Susan isn't, though. When the two are hunting leopards on Susan's aunt’s grounds, David falls and smashes his glasses. Susan purrs delightedly, "David, you look very handsome without your glasses." David doesn't gaze; his eyes (and the camera) do not linger longingly on Susan, or frame her as desirable. But Susan does see; she objectifies David, not the other way around.
Usually Hollywood likes to bring feminized male heroes out of their nerdy shells, allowing them to perform heroic feats to win the leading lady. But Bringing Up Baby doesn't work like that. At the end of the film, Susan lassos and corrals the dangerous circus leopard, dragging it to the police station as it snarls and snaps. David does back the animal into a cage… but right after doing so, he passes out. "David, you fainted," Susan quips deadpan, her praise for his heroism dying on her lips. In the last scene of the film, David declares his love and admits he had a great time with Susan. But then she breaks his brontosaurus—a castration metaphor, considering that partway through the film she starts calling him "Mr. Bone." The movie ends, not with David signing on for more and greater adventures, but with him whining softly. He hasn't become the man he was always meant to be. He's just resigning himself to having been chased down.

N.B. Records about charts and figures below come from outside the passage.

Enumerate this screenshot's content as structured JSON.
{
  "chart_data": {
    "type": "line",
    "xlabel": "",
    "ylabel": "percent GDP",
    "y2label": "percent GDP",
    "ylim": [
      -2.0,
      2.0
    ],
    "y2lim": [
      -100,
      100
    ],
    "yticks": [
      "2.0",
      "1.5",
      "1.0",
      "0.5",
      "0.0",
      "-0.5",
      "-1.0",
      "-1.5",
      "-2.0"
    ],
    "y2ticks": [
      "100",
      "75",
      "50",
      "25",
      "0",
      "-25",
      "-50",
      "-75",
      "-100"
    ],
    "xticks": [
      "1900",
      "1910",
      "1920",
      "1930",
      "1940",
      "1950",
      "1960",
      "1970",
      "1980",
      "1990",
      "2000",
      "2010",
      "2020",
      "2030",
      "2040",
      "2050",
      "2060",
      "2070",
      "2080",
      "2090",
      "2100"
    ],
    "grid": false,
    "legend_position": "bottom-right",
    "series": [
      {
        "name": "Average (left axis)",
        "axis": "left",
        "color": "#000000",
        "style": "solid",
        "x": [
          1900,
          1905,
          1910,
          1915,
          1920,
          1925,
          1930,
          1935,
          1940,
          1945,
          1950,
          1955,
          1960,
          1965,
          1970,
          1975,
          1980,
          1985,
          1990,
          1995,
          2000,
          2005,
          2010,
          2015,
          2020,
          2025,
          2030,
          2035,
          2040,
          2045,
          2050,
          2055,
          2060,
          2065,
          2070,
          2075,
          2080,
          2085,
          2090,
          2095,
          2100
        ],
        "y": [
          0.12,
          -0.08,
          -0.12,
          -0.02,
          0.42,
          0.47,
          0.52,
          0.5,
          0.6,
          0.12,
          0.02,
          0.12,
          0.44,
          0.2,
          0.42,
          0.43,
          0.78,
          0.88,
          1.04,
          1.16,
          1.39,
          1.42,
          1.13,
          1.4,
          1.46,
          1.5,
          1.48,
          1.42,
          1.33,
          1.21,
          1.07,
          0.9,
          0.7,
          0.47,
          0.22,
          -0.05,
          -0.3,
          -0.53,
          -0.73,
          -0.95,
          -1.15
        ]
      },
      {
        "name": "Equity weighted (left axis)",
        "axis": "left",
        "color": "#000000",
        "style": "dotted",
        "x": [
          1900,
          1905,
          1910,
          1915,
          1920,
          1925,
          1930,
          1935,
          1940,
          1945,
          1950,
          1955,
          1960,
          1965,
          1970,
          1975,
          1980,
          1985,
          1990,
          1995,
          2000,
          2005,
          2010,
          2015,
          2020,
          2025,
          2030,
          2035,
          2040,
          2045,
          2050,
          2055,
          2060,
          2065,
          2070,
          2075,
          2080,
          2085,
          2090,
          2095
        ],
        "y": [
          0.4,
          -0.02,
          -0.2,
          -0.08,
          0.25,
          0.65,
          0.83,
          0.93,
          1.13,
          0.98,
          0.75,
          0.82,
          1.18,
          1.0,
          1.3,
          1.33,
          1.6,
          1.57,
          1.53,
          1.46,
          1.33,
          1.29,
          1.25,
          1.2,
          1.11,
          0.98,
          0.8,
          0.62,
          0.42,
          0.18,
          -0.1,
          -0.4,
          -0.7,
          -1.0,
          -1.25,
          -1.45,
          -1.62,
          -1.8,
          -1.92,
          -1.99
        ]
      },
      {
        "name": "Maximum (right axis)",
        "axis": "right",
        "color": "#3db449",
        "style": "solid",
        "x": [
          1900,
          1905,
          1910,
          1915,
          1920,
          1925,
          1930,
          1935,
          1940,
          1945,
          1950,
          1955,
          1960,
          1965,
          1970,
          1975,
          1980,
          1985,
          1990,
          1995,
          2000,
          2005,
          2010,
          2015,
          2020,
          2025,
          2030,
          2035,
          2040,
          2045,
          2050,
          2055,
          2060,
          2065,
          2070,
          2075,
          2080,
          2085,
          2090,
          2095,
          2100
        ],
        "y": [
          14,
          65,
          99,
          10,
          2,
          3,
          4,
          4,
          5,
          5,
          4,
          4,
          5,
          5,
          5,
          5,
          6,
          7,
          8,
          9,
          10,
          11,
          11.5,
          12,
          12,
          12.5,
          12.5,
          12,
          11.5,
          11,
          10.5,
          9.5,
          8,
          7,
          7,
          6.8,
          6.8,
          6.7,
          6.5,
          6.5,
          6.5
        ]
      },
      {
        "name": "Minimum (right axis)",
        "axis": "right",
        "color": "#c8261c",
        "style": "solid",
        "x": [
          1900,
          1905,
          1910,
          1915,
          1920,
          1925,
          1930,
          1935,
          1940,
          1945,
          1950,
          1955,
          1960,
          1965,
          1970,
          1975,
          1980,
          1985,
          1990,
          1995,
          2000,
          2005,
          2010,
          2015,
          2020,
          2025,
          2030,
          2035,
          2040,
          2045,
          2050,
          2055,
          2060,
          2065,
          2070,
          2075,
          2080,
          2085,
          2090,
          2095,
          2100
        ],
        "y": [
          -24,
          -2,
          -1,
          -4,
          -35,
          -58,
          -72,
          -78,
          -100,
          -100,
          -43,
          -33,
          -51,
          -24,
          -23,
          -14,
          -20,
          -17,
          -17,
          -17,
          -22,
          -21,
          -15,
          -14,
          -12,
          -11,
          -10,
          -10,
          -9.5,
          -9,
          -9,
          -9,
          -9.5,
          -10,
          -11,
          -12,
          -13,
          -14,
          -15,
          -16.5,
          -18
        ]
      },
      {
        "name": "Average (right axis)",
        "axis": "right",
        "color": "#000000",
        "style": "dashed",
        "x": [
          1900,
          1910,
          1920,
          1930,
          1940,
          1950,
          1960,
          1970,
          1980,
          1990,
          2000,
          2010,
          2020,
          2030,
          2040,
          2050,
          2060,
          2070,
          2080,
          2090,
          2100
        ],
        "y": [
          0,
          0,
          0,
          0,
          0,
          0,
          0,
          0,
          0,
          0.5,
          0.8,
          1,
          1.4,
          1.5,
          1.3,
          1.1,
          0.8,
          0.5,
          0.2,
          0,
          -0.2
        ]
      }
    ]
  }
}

According to Laura Mulvey's gaze theory, men are supposed to watch film in order to feel empowered; you identify with the main character as he conquers leopards and leading ladies alike, and feel with him the rush of narrative and erotic vim. The truth, though, is that all that vim can get old. When the man on-screen is always in control, snatching victory from the jaws of inadequacy—when even dopey nerds, like Shaun in Shaun of the Dead, somehow manage to heroically save the day— it's not just boring, it's oppressive. Most men aren't especially heroic; most don't experience the world as a narrative of triumph centered on their exploits. There aren't many Hollywood films for guys who are caught up in narratives they don't control, who lose their gold balls, tear their dinner jackets, and generally muddle through without notable bravery or distinction.
The reason, "I've just gone gay all of a sudden!" is so funny is that, while the line does traffic in stereotypes about gay effeminacy, the film as a whole doesn't actually judge David harshly for his lack of manly manliness. Shaun in Shaun of the Dead is a loser and a drip for failing to live up to heroic narratives, but in Bringing Up Baby, neither director Howard Hawks nor anyone else in the film really expects David to face down dangerous leopards single-handedly. He's an ineffectual professor with a pretty face and a (mostly) good heart. For guys who aren't likely to ever defeat a villain, or face down a wildcat, it's nice to know that even those who faint in the face of danger can be captured by a happy ending, too.